薬師見習いの恋
 以前とは違う。ひとりじゃない。
 それがマリーベルの背中を押してくれていた。

 その日は泊まり込みでロニーの世話をしながら薬を作った。
 アシュトンが訪ねて来たのは次の日のことだった。

 そのときマリーベルはロニーの家の隣の天幕で衛生兵と一緒に薬を調合していた。
 話があるというので休憩をもらい、天幕から離れたところでアシュトンと話をする。

「ロニーが倒れたと聞いたが、大丈夫なのか?」
 アシュトンが心配そうにたずね、マリーベルは安心させるように微笑した。

「免疫があるから他の人より軽いみたい。高熱なのは変わらないんだけど、薬もあるし、落ち着いてるわ」
「そうか」
 アシュトンはため息とともに頷いた。

「心配してくれたのね、ありがとう」
 マリーベルの感謝に、アシュトンは沈痛な表情で首を振った。

「俺はお礼を言われる立場にない。君を閉じ込めて……」
「私を心配してくれたからでしょう?」

「それだけじゃないんだ」
「どういうこと?」

 マリーベルに問われ、アシュトンは、だが、その先を言えない。
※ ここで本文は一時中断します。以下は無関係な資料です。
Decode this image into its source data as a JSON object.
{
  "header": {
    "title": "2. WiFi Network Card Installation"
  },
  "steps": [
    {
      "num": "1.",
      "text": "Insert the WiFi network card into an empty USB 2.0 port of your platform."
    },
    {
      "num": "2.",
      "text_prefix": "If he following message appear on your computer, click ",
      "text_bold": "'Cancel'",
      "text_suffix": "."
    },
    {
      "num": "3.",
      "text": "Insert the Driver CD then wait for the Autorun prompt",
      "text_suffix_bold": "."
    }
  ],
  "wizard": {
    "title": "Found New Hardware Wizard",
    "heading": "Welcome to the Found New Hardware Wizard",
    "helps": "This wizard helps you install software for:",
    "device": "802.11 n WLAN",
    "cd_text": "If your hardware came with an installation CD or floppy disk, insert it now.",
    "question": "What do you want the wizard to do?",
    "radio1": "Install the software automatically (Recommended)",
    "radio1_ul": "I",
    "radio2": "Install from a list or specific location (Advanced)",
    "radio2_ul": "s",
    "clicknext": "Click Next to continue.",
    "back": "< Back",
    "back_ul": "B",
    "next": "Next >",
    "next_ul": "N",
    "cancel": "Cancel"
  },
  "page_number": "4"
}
好きだから、そんなことを言ったところでなんの免罪になるというのか。彼女の意志を無視し、村のみんなの命がかかる場面でマリーベルを優先した。それが事実であり、代替案もなくそれを実行した自分は許される存在ではないと思っていた。

「とにかく、俺は君にひどいことをした。謝って済むことじゃないかもしれない。だけど、ごめん。申し訳なかった」
 アシュトンが頭を下げると、一緒に赤茶の髪が揺れた。